Le débat sur les armes du Hezbollah est mal mené, bien qu’il ait le mérited’exister. Nous savons tous d’où provient cet armement, depuis quand, pourquoi, etc. Cela ne sert absolument à rien de tergiverser en interne, qu’on soit pour ou contre, ça ne fait que renforcer le Parti de Dieu dans sa situation actuelle qui est de se positionner au-dessus des lois et de l’Etat. C’est l’Etat libanais, son président en tête, qui devrait négocier avec les fournisseurs en armes du Hezbollah, avec Israël et avec les
nations qui n’ont comme seul objectif international que la protection de l’Etat d’Israël.
Le débat est mal mené (ou malmené) parce que les armes du Hezbollah ne servent pas à défendre le Liban. Ils servent à défendre le Hezbollah. En juillet 2006, Israël n’a pas mené une guerre contre l’Etat libanais, mais contre le sous-Etat Hezbollah. La force de manipulation et d’endoctrinement du Hezbollah est telle que la propagande de « victoire divine » s’est répandue dans le monde entier en se basant sur l’incapacité de Tsahal à venir à bout de « l’armée de la Résistance » et sur les dégâts considérables
occasionnés sur le territoire libanais. Nous savons que si Israël se mettait en tête d’envahir le Liban, ce ne serait qu’une question de quelques jours, voire peut-être de quelques heures. Tous ces dommages humains et matériels subis par le Liban et ses infrastructures durant l’été
2006 sont certes hautement condamnables dans leur sauvagerie et leur barbarie. Mais dans la logique de guerre et de stratégie militaire, c’était d’une part pour essayer d’isoler l’ennemi, d’autre part pour faire pression
sur le gouvernement libanais qui est logiquement responsable de tout ce qui se passe sur son sol, en l’occurrence là du Hezbollah qui en a profité pour
asseoir confortablement le principe que son mouvement armé est non seulement supérieur aux moyens de l’Etat libanais, mais qu’il est indispensable.

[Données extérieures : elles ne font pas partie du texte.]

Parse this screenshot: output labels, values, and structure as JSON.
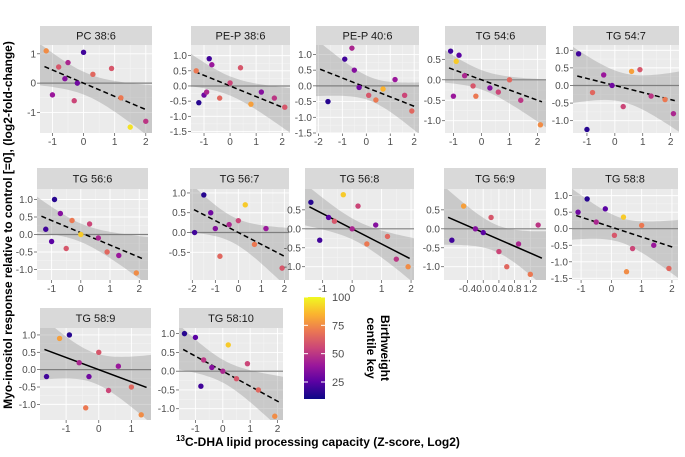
{
  "figure": {
    "ylabel": "Myo-inositol response relative to control [=0], (log2-fold-change)",
    "xlabel_superscript": "13",
    "xlabel_text": "C-DHA lipid processing capacity (Z-score, Log2)"
  },
  "legend": {
    "title_line1": "Birthweight",
    "title_line2": "centile key",
    "min": 10,
    "max": 100,
    "ticks": [
      25,
      50,
      75,
      100
    ],
    "tick_labels": [
      "25",
      "50",
      "75",
      "100"
    ],
    "colors": [
      "#0d0887",
      "#5b02a3",
      "#9a179b",
      "#cb4678",
      "#eb7852",
      "#fbb32f",
      "#f0f921"
    ]
  },
  "chart_data": [
    {
      "type": "scatter",
      "title": "PC 38:6",
      "xlim": [
        -1.4,
        2.2
      ],
      "ylim": [
        -1.7,
        1.3
      ],
      "xticks": [
        -1,
        0,
        1,
        2
      ],
      "yticks": [
        -1,
        0,
        1
      ],
      "xtick_labels": [
        "-1",
        "0",
        "1",
        "2"
      ],
      "ytick_labels": [
        "-1",
        "0",
        "1"
      ],
      "fit": {
        "style": "dashed",
        "slope": -0.45,
        "intercept": 0.0
      },
      "points": [
        {
          "x": -1.2,
          "y": 1.1,
          "c": 75
        },
        {
          "x": -0.8,
          "y": 0.55,
          "c": 60
        },
        {
          "x": -0.6,
          "y": 0.15,
          "c": 35
        },
        {
          "x": -0.5,
          "y": 0.7,
          "c": 45
        },
        {
          "x": -1.0,
          "y": -0.4,
          "c": 40
        },
        {
          "x": -0.3,
          "y": -0.6,
          "c": 55
        },
        {
          "x": 0.0,
          "y": 1.05,
          "c": 20
        },
        {
          "x": 0.3,
          "y": 0.3,
          "c": 65
        },
        {
          "x": 0.9,
          "y": 0.5,
          "c": 60
        },
        {
          "x": 1.2,
          "y": -0.5,
          "c": 70
        },
        {
          "x": 1.5,
          "y": -1.5,
          "c": 95
        },
        {
          "x": 2.0,
          "y": -1.3,
          "c": 50
        },
        {
          "x": -0.2,
          "y": 0.0,
          "c": 30
        }
      ]
    },
    {
      "type": "scatter",
      "title": "PE-P 38:6",
      "xlim": [
        -1.5,
        2.3
      ],
      "ylim": [
        -1.55,
        1.35
      ],
      "xticks": [
        -1,
        0,
        1,
        2
      ],
      "yticks": [
        -1.5,
        -1.0,
        -0.5,
        0.0,
        0.5,
        1.0
      ],
      "xtick_labels": [
        "-1",
        "0",
        "1",
        "2"
      ],
      "ytick_labels": [
        "-1.5",
        "-1.0",
        "-0.5",
        "0.0",
        "0.5",
        "1.0"
      ],
      "fit": {
        "style": "dashed",
        "slope": -0.35,
        "intercept": 0.0
      },
      "points": [
        {
          "x": -1.3,
          "y": 0.5,
          "c": 70
        },
        {
          "x": -1.0,
          "y": -0.3,
          "c": 30
        },
        {
          "x": -0.8,
          "y": 0.9,
          "c": 20
        },
        {
          "x": -0.7,
          "y": 0.7,
          "c": 40
        },
        {
          "x": -0.4,
          "y": -0.4,
          "c": 65
        },
        {
          "x": -0.9,
          "y": -0.2,
          "c": 45
        },
        {
          "x": 0.0,
          "y": 0.1,
          "c": 55
        },
        {
          "x": 0.4,
          "y": 0.6,
          "c": 60
        },
        {
          "x": 0.8,
          "y": -0.6,
          "c": 80
        },
        {
          "x": 1.2,
          "y": -0.2,
          "c": 35
        },
        {
          "x": 1.7,
          "y": -0.4,
          "c": 50
        },
        {
          "x": 2.1,
          "y": -0.7,
          "c": 60
        },
        {
          "x": -1.2,
          "y": -0.55,
          "c": 15
        }
      ]
    },
    {
      "type": "scatter",
      "title": "PE-P 40:6",
      "xlim": [
        -2.1,
        2.2
      ],
      "ylim": [
        -1.5,
        1.3
      ],
      "xticks": [
        -2,
        -1,
        0,
        1,
        2
      ],
      "yticks": [
        -1.5,
        -1.0,
        -0.5,
        0.0,
        0.5,
        1.0
      ],
      "xtick_labels": [
        "-2",
        "-1",
        "0",
        "1",
        "2"
      ],
      "ytick_labels": [
        "-1.5",
        "-1.0",
        "-0.5",
        "0.0",
        "0.5",
        "1.0"
      ],
      "fit": {
        "style": "dashed",
        "slope": -0.3,
        "intercept": -0.05
      },
      "points": [
        {
          "x": -1.6,
          "y": -0.5,
          "c": 15
        },
        {
          "x": -0.9,
          "y": 0.85,
          "c": 20
        },
        {
          "x": -0.6,
          "y": 1.2,
          "c": 45
        },
        {
          "x": -0.3,
          "y": -0.05,
          "c": 30
        },
        {
          "x": 0.1,
          "y": -0.3,
          "c": 60
        },
        {
          "x": 0.4,
          "y": -0.45,
          "c": 70
        },
        {
          "x": 0.7,
          "y": -0.1,
          "c": 85
        },
        {
          "x": 1.2,
          "y": 0.2,
          "c": 40
        },
        {
          "x": 1.6,
          "y": -0.3,
          "c": 55
        },
        {
          "x": 1.9,
          "y": -0.8,
          "c": 65
        },
        {
          "x": -0.5,
          "y": 0.5,
          "c": 35
        }
      ]
    },
    {
      "type": "scatter",
      "title": "TG 54:6",
      "xlim": [
        -1.3,
        2.3
      ],
      "ylim": [
        -1.3,
        0.85
      ],
      "xticks": [
        -1,
        0,
        1,
        2
      ],
      "yticks": [
        -1.0,
        -0.5,
        0.0,
        0.5
      ],
      "xtick_labels": [
        "-1",
        "0",
        "1",
        "2"
      ],
      "ytick_labels": [
        "-1.0",
        "-0.5",
        "0.0",
        "0.5"
      ],
      "fit": {
        "style": "dashed",
        "slope": -0.25,
        "intercept": 0.0
      },
      "points": [
        {
          "x": -1.1,
          "y": 0.7,
          "c": 20
        },
        {
          "x": -0.9,
          "y": 0.45,
          "c": 90
        },
        {
          "x": -0.8,
          "y": 0.6,
          "c": 25
        },
        {
          "x": -0.6,
          "y": 0.1,
          "c": 45
        },
        {
          "x": -0.3,
          "y": -0.15,
          "c": 60
        },
        {
          "x": -0.2,
          "y": -0.4,
          "c": 70
        },
        {
          "x": 0.3,
          "y": -0.2,
          "c": 35
        },
        {
          "x": 0.6,
          "y": -0.3,
          "c": 55
        },
        {
          "x": 1.0,
          "y": 0.0,
          "c": 65
        },
        {
          "x": 1.4,
          "y": -0.5,
          "c": 50
        },
        {
          "x": 2.1,
          "y": -1.1,
          "c": 75
        },
        {
          "x": -1.0,
          "y": -0.4,
          "c": 40
        }
      ]
    },
    {
      "type": "scatter",
      "title": "TG 54:7",
      "xlim": [
        -1.5,
        2.3
      ],
      "ylim": [
        -1.35,
        1.15
      ],
      "xticks": [
        -1,
        0,
        1,
        2
      ],
      "yticks": [
        -1.0,
        -0.5,
        0.0,
        0.5,
        1.0
      ],
      "xtick_labels": [
        "-1",
        "0",
        "1",
        "2"
      ],
      "ytick_labels": [
        "-1.0",
        "-0.5",
        "0.0",
        "0.5",
        "1.0"
      ],
      "fit": {
        "style": "dashed",
        "slope": -0.2,
        "intercept": 0.0
      },
      "points": [
        {
          "x": -1.3,
          "y": 0.9,
          "c": 20
        },
        {
          "x": -1.0,
          "y": -1.25,
          "c": 15
        },
        {
          "x": -0.8,
          "y": -0.2,
          "c": 65
        },
        {
          "x": -0.4,
          "y": 0.3,
          "c": 40
        },
        {
          "x": -0.1,
          "y": 0.0,
          "c": 30
        },
        {
          "x": 0.3,
          "y": -0.6,
          "c": 55
        },
        {
          "x": 0.6,
          "y": 0.4,
          "c": 80
        },
        {
          "x": 0.9,
          "y": 0.45,
          "c": 60
        },
        {
          "x": 1.3,
          "y": -0.3,
          "c": 50
        },
        {
          "x": 1.8,
          "y": -0.4,
          "c": 70
        },
        {
          "x": 2.1,
          "y": -0.8,
          "c": 45
        }
      ]
    },
    {
      "type": "scatter",
      "title": "TG 56:6",
      "xlim": [
        -1.5,
        2.3
      ],
      "ylim": [
        -1.3,
        1.3
      ],
      "xticks": [
        -1,
        0,
        1,
        2
      ],
      "yticks": [
        -1.0,
        -0.5,
        0.0,
        0.5,
        1.0
      ],
      "xtick_labels": [
        "-1",
        "0",
        "1",
        "2"
      ],
      "ytick_labels": [
        "-1.0",
        "-0.5",
        "0.0",
        "0.5",
        "1.0"
      ],
      "fit": {
        "style": "dashed",
        "slope": -0.35,
        "intercept": 0.05
      },
      "points": [
        {
          "x": -1.2,
          "y": 0.15,
          "c": 20
        },
        {
          "x": -0.9,
          "y": 1.0,
          "c": 15
        },
        {
          "x": -0.7,
          "y": 0.6,
          "c": 35
        },
        {
          "x": -0.5,
          "y": -0.4,
          "c": 60
        },
        {
          "x": -0.3,
          "y": 0.4,
          "c": 70
        },
        {
          "x": 0.0,
          "y": 0.0,
          "c": 90
        },
        {
          "x": 0.3,
          "y": 0.3,
          "c": 55
        },
        {
          "x": 0.6,
          "y": -0.1,
          "c": 45
        },
        {
          "x": 0.9,
          "y": -0.5,
          "c": 65
        },
        {
          "x": 1.3,
          "y": -0.6,
          "c": 40
        },
        {
          "x": 1.9,
          "y": -1.1,
          "c": 75
        },
        {
          "x": -1.0,
          "y": -0.2,
          "c": 25
        }
      ]
    },
    {
      "type": "scatter",
      "title": "TG 56:7",
      "xlim": [
        -2.1,
        2.2
      ],
      "ylim": [
        -1.2,
        1.1
      ],
      "xticks": [
        -2,
        -1,
        0,
        1,
        2
      ],
      "yticks": [
        -0.5,
        0.0,
        0.5,
        1.0
      ],
      "xtick_labels": [
        "-2",
        "-1",
        "0",
        "1",
        "2"
      ],
      "ytick_labels": [
        "-0.5",
        "0.0",
        "0.5",
        "1.0"
      ],
      "fit": {
        "style": "dashed",
        "slope": -0.3,
        "intercept": 0.0
      },
      "points": [
        {
          "x": -1.9,
          "y": 0.0,
          "c": 20
        },
        {
          "x": -1.5,
          "y": 0.95,
          "c": 15
        },
        {
          "x": -1.2,
          "y": 0.5,
          "c": 30
        },
        {
          "x": -0.8,
          "y": -0.6,
          "c": 65
        },
        {
          "x": -0.4,
          "y": 0.2,
          "c": 45
        },
        {
          "x": 0.0,
          "y": 0.3,
          "c": 55
        },
        {
          "x": 0.3,
          "y": 0.7,
          "c": 90
        },
        {
          "x": 0.7,
          "y": -0.3,
          "c": 70
        },
        {
          "x": 1.2,
          "y": 0.1,
          "c": 40
        },
        {
          "x": 1.9,
          "y": -0.9,
          "c": 60
        },
        {
          "x": -1.0,
          "y": 0.1,
          "c": 35
        }
      ]
    },
    {
      "type": "scatter",
      "title": "TG 56:8",
      "xlim": [
        -1.6,
        2.1
      ],
      "ylim": [
        -1.35,
        1.05
      ],
      "xticks": [
        -1,
        0,
        1,
        2
      ],
      "yticks": [
        -1.0,
        -0.5,
        0.0,
        0.5
      ],
      "xtick_labels": [
        "-1",
        "0",
        "1",
        "2"
      ],
      "ytick_labels": [
        "-1.0",
        "-0.5",
        "0.0",
        "0.5"
      ],
      "fit": {
        "style": "solid",
        "slope": -0.4,
        "intercept": 0.0
      },
      "points": [
        {
          "x": -1.4,
          "y": 0.7,
          "c": 15
        },
        {
          "x": -1.1,
          "y": -0.3,
          "c": 20
        },
        {
          "x": -0.6,
          "y": 0.2,
          "c": 60
        },
        {
          "x": -0.3,
          "y": 0.9,
          "c": 90
        },
        {
          "x": 0.0,
          "y": 0.0,
          "c": 45
        },
        {
          "x": 0.2,
          "y": 0.6,
          "c": 55
        },
        {
          "x": 0.5,
          "y": -0.4,
          "c": 70
        },
        {
          "x": 0.8,
          "y": 0.1,
          "c": 35
        },
        {
          "x": 1.2,
          "y": -0.2,
          "c": 65
        },
        {
          "x": 1.5,
          "y": -0.8,
          "c": 50
        },
        {
          "x": 1.9,
          "y": -1.0,
          "c": 75
        },
        {
          "x": -0.8,
          "y": 0.3,
          "c": 25
        }
      ]
    },
    {
      "type": "scatter",
      "title": "TG 56:9",
      "xlim": [
        -1.0,
        1.6
      ],
      "ylim": [
        -1.35,
        1.05
      ],
      "xticks": [
        -0.4,
        0.0,
        0.4,
        0.8,
        1.2
      ],
      "yticks": [
        -1.0,
        -0.5,
        0.0,
        0.5
      ],
      "xtick_labels": [
        "-0.4",
        "0.0",
        "0.4",
        "0.8",
        "1.2"
      ],
      "ytick_labels": [
        "-1.0",
        "-0.5",
        "0.0",
        "0.5"
      ],
      "fit": {
        "style": "solid",
        "slope": -0.45,
        "intercept": -0.1
      },
      "points": [
        {
          "x": -0.8,
          "y": -0.3,
          "c": 20
        },
        {
          "x": -0.5,
          "y": 0.6,
          "c": 80
        },
        {
          "x": -0.2,
          "y": 0.0,
          "c": 35
        },
        {
          "x": 0.0,
          "y": -0.1,
          "c": 25
        },
        {
          "x": 0.2,
          "y": 0.3,
          "c": 60
        },
        {
          "x": 0.4,
          "y": -0.6,
          "c": 55
        },
        {
          "x": 0.6,
          "y": -1.0,
          "c": 65
        },
        {
          "x": 0.9,
          "y": -0.4,
          "c": 45
        },
        {
          "x": 1.2,
          "y": -1.2,
          "c": 70
        },
        {
          "x": 1.4,
          "y": 0.1,
          "c": 50
        }
      ]
    },
    {
      "type": "scatter",
      "title": "TG 58:8",
      "xlim": [
        -1.3,
        2.2
      ],
      "ylim": [
        -1.55,
        1.2
      ],
      "xticks": [
        -1,
        0,
        1,
        2
      ],
      "yticks": [
        -1.5,
        -1.0,
        -0.5,
        0.0,
        0.5,
        1.0
      ],
      "xtick_labels": [
        "-1",
        "0",
        "1",
        "2"
      ],
      "ytick_labels": [
        "-1.5",
        "-1.0",
        "-0.5",
        "0.0",
        "0.5",
        "1.0"
      ],
      "fit": {
        "style": "dashed",
        "slope": -0.3,
        "intercept": 0.05
      },
      "points": [
        {
          "x": -1.1,
          "y": 0.5,
          "c": 30
        },
        {
          "x": -0.8,
          "y": 0.9,
          "c": 15
        },
        {
          "x": -0.5,
          "y": 0.2,
          "c": 45
        },
        {
          "x": -0.2,
          "y": 0.6,
          "c": 25
        },
        {
          "x": 0.1,
          "y": -0.2,
          "c": 60
        },
        {
          "x": 0.4,
          "y": 0.35,
          "c": 90
        },
        {
          "x": 0.7,
          "y": -0.6,
          "c": 55
        },
        {
          "x": 1.0,
          "y": 0.1,
          "c": 70
        },
        {
          "x": 1.4,
          "y": -0.5,
          "c": 40
        },
        {
          "x": 1.9,
          "y": -1.2,
          "c": 65
        },
        {
          "x": 0.5,
          "y": -1.3,
          "c": 75
        }
      ]
    },
    {
      "type": "scatter",
      "title": "TG 58:9",
      "xlim": [
        -1.8,
        1.6
      ],
      "ylim": [
        -1.45,
        1.2
      ],
      "xticks": [
        -1,
        0,
        1
      ],
      "yticks": [
        -1.0,
        -0.5,
        0.0,
        0.5,
        1.0
      ],
      "xtick_labels": [
        "-1",
        "0",
        "1"
      ],
      "ytick_labels": [
        "-1.0",
        "-0.5",
        "0.0",
        "0.5",
        "1.0"
      ],
      "fit": {
        "style": "solid",
        "slope": -0.35,
        "intercept": 0.0
      },
      "points": [
        {
          "x": -1.6,
          "y": -0.2,
          "c": 20
        },
        {
          "x": -1.2,
          "y": 0.9,
          "c": 80
        },
        {
          "x": -0.9,
          "y": 1.0,
          "c": 15
        },
        {
          "x": -0.6,
          "y": 0.2,
          "c": 45
        },
        {
          "x": -0.3,
          "y": -0.2,
          "c": 30
        },
        {
          "x": 0.0,
          "y": 0.5,
          "c": 60
        },
        {
          "x": 0.3,
          "y": -0.6,
          "c": 55
        },
        {
          "x": 0.6,
          "y": 0.1,
          "c": 40
        },
        {
          "x": 1.0,
          "y": -0.5,
          "c": 65
        },
        {
          "x": 1.3,
          "y": -1.3,
          "c": 75
        },
        {
          "x": -0.4,
          "y": -1.1,
          "c": 70
        }
      ]
    },
    {
      "type": "scatter",
      "title": "TG 58:10",
      "xlim": [
        -1.6,
        2.2
      ],
      "ylim": [
        -1.3,
        1.15
      ],
      "xticks": [
        -1,
        0,
        1,
        2
      ],
      "yticks": [
        -1.0,
        -0.5,
        0.0,
        0.5,
        1.0
      ],
      "xtick_labels": [
        "-1",
        "0",
        "1",
        "2"
      ],
      "ytick_labels": [
        "-1.0",
        "-0.5",
        "0.0",
        "0.5",
        "1.0"
      ],
      "fit": {
        "style": "dashed",
        "slope": -0.4,
        "intercept": 0.0
      },
      "points": [
        {
          "x": -1.4,
          "y": 1.0,
          "c": 15
        },
        {
          "x": -1.0,
          "y": 0.9,
          "c": 25
        },
        {
          "x": -0.7,
          "y": 0.3,
          "c": 50
        },
        {
          "x": -0.4,
          "y": 0.1,
          "c": 35
        },
        {
          "x": 0.0,
          "y": 0.0,
          "c": 45
        },
        {
          "x": 0.2,
          "y": 0.7,
          "c": 90
        },
        {
          "x": 0.5,
          "y": -0.2,
          "c": 60
        },
        {
          "x": 0.9,
          "y": 0.2,
          "c": 55
        },
        {
          "x": 1.3,
          "y": -0.5,
          "c": 65
        },
        {
          "x": 1.9,
          "y": -1.2,
          "c": 75
        },
        {
          "x": -0.8,
          "y": -0.4,
          "c": 20
        }
      ]
    }
  ]
}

Tant que le Hezbollah continuera de recevoir quotidiennement des armes au nez et à la barbe des contrôles ficitifs soi-disant mis en place par les
instances nationales et internationales diverses et variées, il se confortera sans limite dans le rôle qu’il s’est octroyé. La puissance d’un Etat se mesure par sa force de dissuasion, c’est-à-dire ses moyens de défense et son armée. Pour se donner ces moyens, le Liban doit se doter d’une vraie armée et de moyens militaires qu’elle est encore loin de posséder. C’est un projet laborieux. Depuis son indépendance, le Liban n’a jamais pu prétendre à un Etat de droit. Sans Etat de droit, un pays ne peut
se targuer de posséder une armée digne de ce nom, et à terme, toutes les dérives sont permises. Preuve en est ce que les Libanais endurent depuis 1975. Cette (ou ce semblant d’) armée a implosé au début de la guerre et
n’a jamais pu se refaire une santé, même précaire, pour les raisons que l’on sait : conflits internes inter-communautaires, tutelle syrienne empêchant toute initiative libano-libanaise, avènement du Hezbollah, etc.
La gouvernance libanaise était bâillonnée.
En outre, le débat sur les armes du Hezbollah dérange. Parce que ceux qui mènent ce débat ne balaient pas toujours devant leur porte. C’est un débat sur l’ensemble des armes au Liban qu’il faut mener. Le jour où (il n’est
pas interdit de rêver) le président de la République ordonnera fermement que toutes les armes au Liban, qu’elles appartiennent à un parti ou à un ministre ou à un particulier, soient remises à l’armée libanaise, ce sera
un grand pas vers la fin de la guerre civile. Puis (pour rêver un peu plus), quelques générations plus tard, il y aura peut-être un président qui agira pour mettre fin au système politique confessionnel du Liban.